Metal-semiconductor-metal photodetectors based on single-walled carbon nanotube film–GaAs Schottky contacts

Abstract

We demonstrate the Schottky behavior of single-walled carbon nanotube (CNT) film contacts on GaAs by fabricating and characterizing metal-semiconductor-metal (MSM) photodetectors with CNT film electrodes. We extract the Schottky barrier height of CNT film contacts on GaAs by measuring the dark I-V characteristics as a function of temperature. The results show that at temperatures above ∼260 K, thermionic emission of electrons with a barrier height of ∼0.54 eV is the dominant transport mechanism in CNT film–GaAs junctions, whereas at lower temperatures, tunneling begins to dominate suggested by the weak dependence of current on temperature.
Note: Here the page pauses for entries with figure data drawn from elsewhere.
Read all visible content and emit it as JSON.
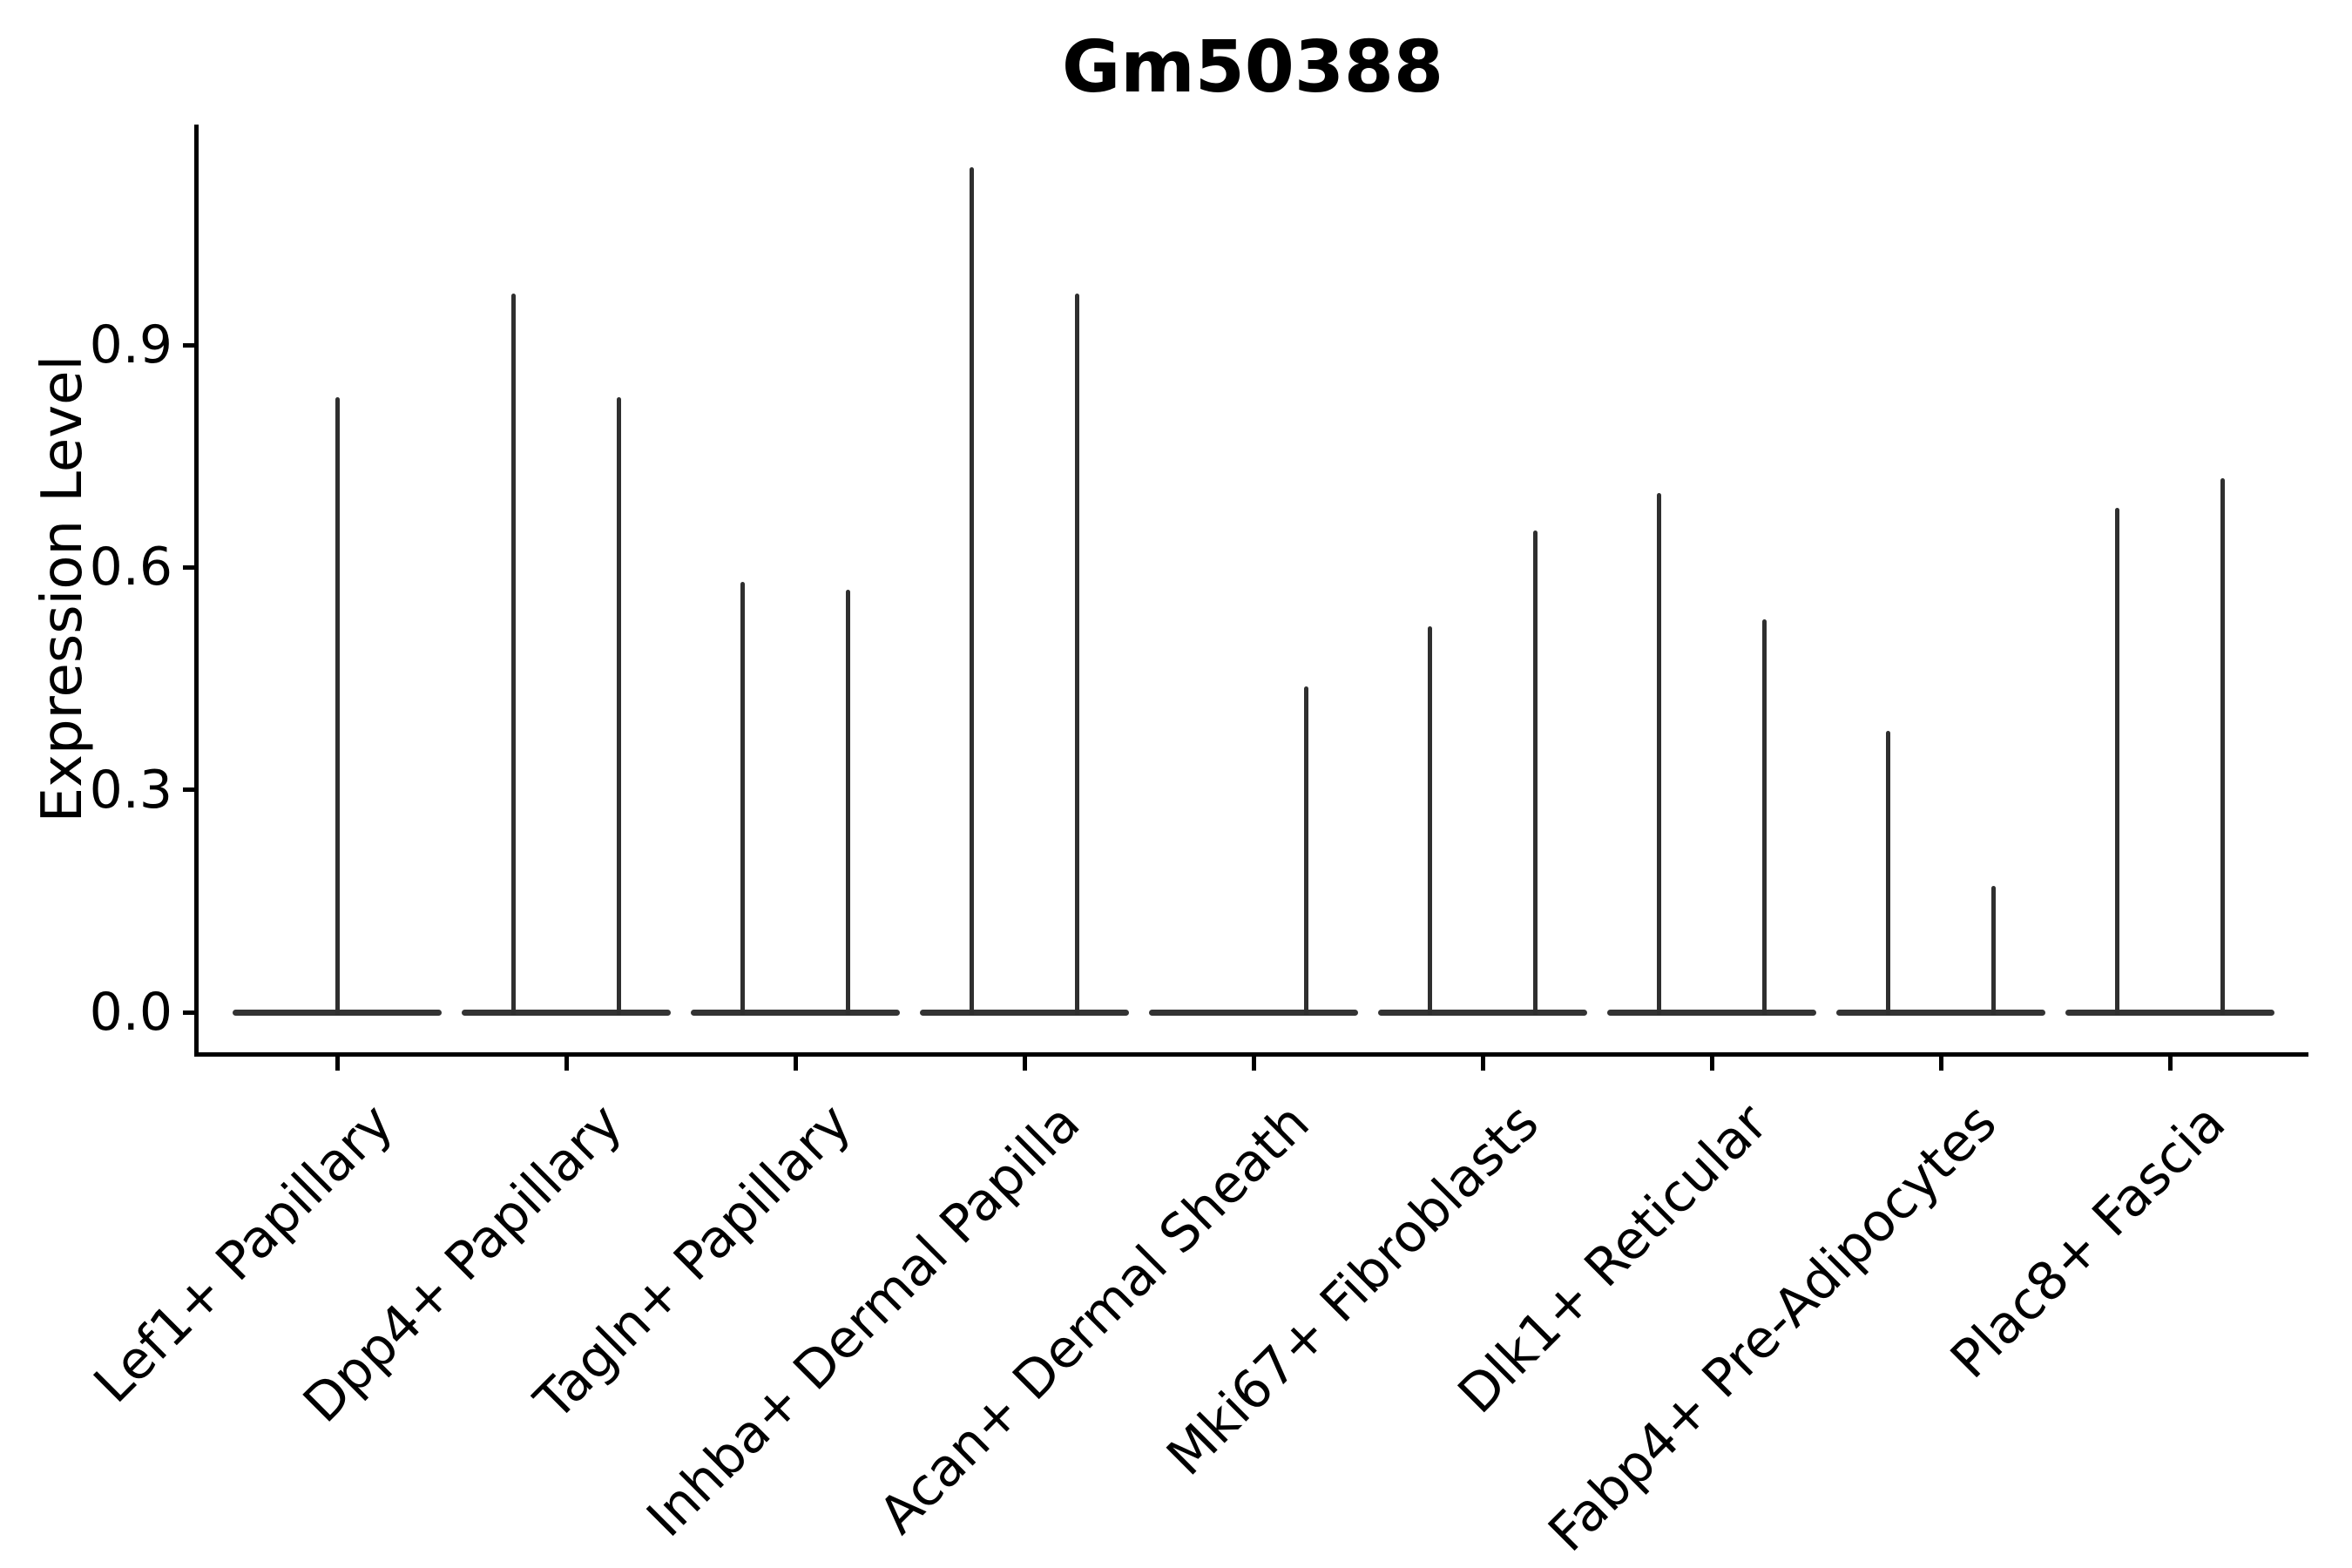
{
  "figure": {
    "title": "Gm50388",
    "ylabel": "Expression Level"
  },
  "chart_data": {
    "type": "violin",
    "title": "Gm50388",
    "xlabel": "",
    "ylabel": "Expression Level",
    "ylim": [
      0,
      1.2
    ],
    "yticks": [
      0.0,
      0.3,
      0.6,
      0.9
    ],
    "grid": false,
    "legend": "none",
    "description": "Violin plot of Gm50388 expression; each cell-type category shows violins collapsed flat at 0 with thin spikes reaching the maximum expression value",
    "categories": [
      "Lef1+ Papillary",
      "Dpp4+ Papillary",
      "Tagln+ Papillary",
      "Inhba+ Dermal Papilla",
      "Acan+ Dermal Sheath",
      "Mki67+ Fibroblasts",
      "Dlk1+ Reticular",
      "Fabp4+ Pre-Adipocytes",
      "Plac8+ Fascia"
    ],
    "series": [
      {
        "category": "Lef1+ Papillary",
        "baseline": 0.0,
        "spikes": [
          {
            "offset_frac": 0.0,
            "max": 0.83
          }
        ]
      },
      {
        "category": "Dpp4+ Papillary",
        "baseline": 0.0,
        "spikes": [
          {
            "offset_frac": -0.23,
            "max": 0.97
          },
          {
            "offset_frac": 0.23,
            "max": 0.83
          }
        ]
      },
      {
        "category": "Tagln+ Papillary",
        "baseline": 0.0,
        "spikes": [
          {
            "offset_frac": -0.23,
            "max": 0.58
          },
          {
            "offset_frac": 0.23,
            "max": 0.57
          }
        ]
      },
      {
        "category": "Inhba+ Dermal Papilla",
        "baseline": 0.0,
        "spikes": [
          {
            "offset_frac": -0.23,
            "max": 1.14
          },
          {
            "offset_frac": 0.23,
            "max": 0.97
          }
        ]
      },
      {
        "category": "Acan+ Dermal Sheath",
        "baseline": 0.0,
        "spikes": [
          {
            "offset_frac": 0.23,
            "max": 0.44
          }
        ]
      },
      {
        "category": "Mki67+ Fibroblasts",
        "baseline": 0.0,
        "spikes": [
          {
            "offset_frac": -0.23,
            "max": 0.52
          },
          {
            "offset_frac": 0.23,
            "max": 0.65
          }
        ]
      },
      {
        "category": "Dlk1+ Reticular",
        "baseline": 0.0,
        "spikes": [
          {
            "offset_frac": -0.23,
            "max": 0.7
          },
          {
            "offset_frac": 0.23,
            "max": 0.53
          }
        ]
      },
      {
        "category": "Fabp4+ Pre-Adipocytes",
        "baseline": 0.0,
        "spikes": [
          {
            "offset_frac": -0.23,
            "max": 0.38
          },
          {
            "offset_frac": 0.23,
            "max": 0.17
          }
        ]
      },
      {
        "category": "Plac8+ Fascia",
        "baseline": 0.0,
        "spikes": [
          {
            "offset_frac": -0.23,
            "max": 0.68
          },
          {
            "offset_frac": 0.23,
            "max": 0.72
          }
        ]
      }
    ],
    "colors": {
      "violin_line": "#2f2f2f",
      "baseline_line": "#333333",
      "axis": "#000000",
      "text": "#000000",
      "background": "#ffffff"
    }
  }
}
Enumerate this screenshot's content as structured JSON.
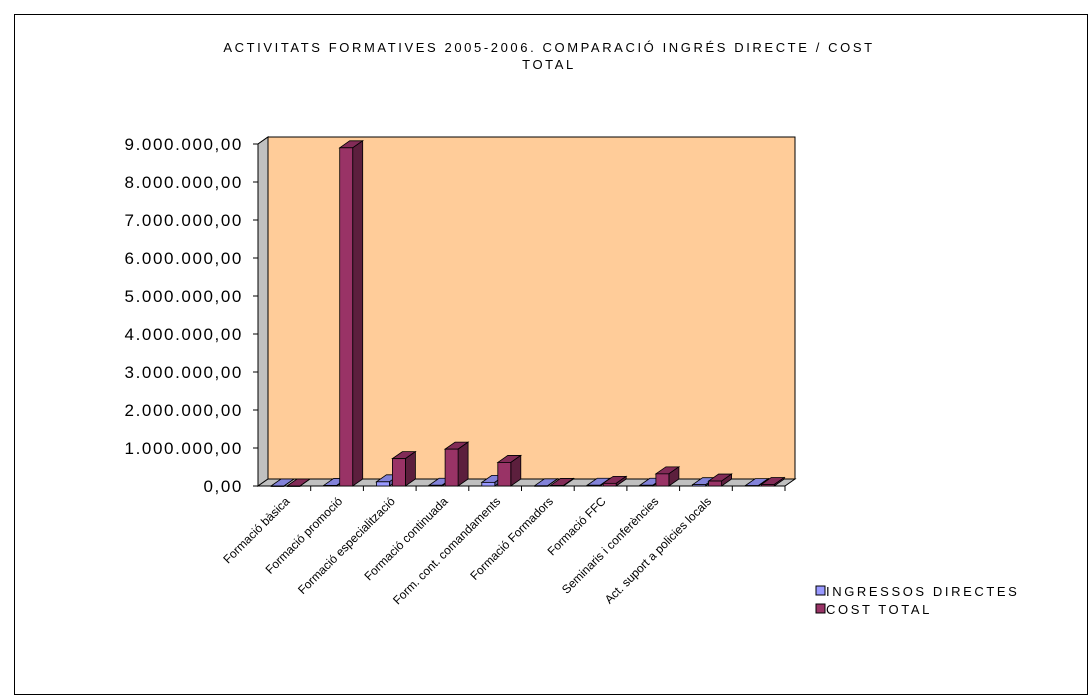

Assuming an ideal MS diode, this barrier height corresponds to a CNT film workfunction of ∼4.6 eV, which is in excellent agreement with the previously reported values. Furthermore, we characterize the effect of device geometry on the dark current and find that dark currents of the MSM devices scale rationally with device geometry, such as the device active area, finger width, and finger spacing. Finally, we compare the dark and photocurrent of the CNT film-based MSM photodetectors with standard metal-based MSMs. We find that MSM devices with CNT film electrodes exhibit a higher photocurrent-to-dark current ratio while maintaining a comparable responsivity relative to metal control devices. These results not only provide valuable information about the fundamental properties of the CNT film–GaAs interface but also open up the possibility of integrating CNT films as transparent and conductive Schottky electrodes in conventional semiconductor electronic and optoelectronic devices.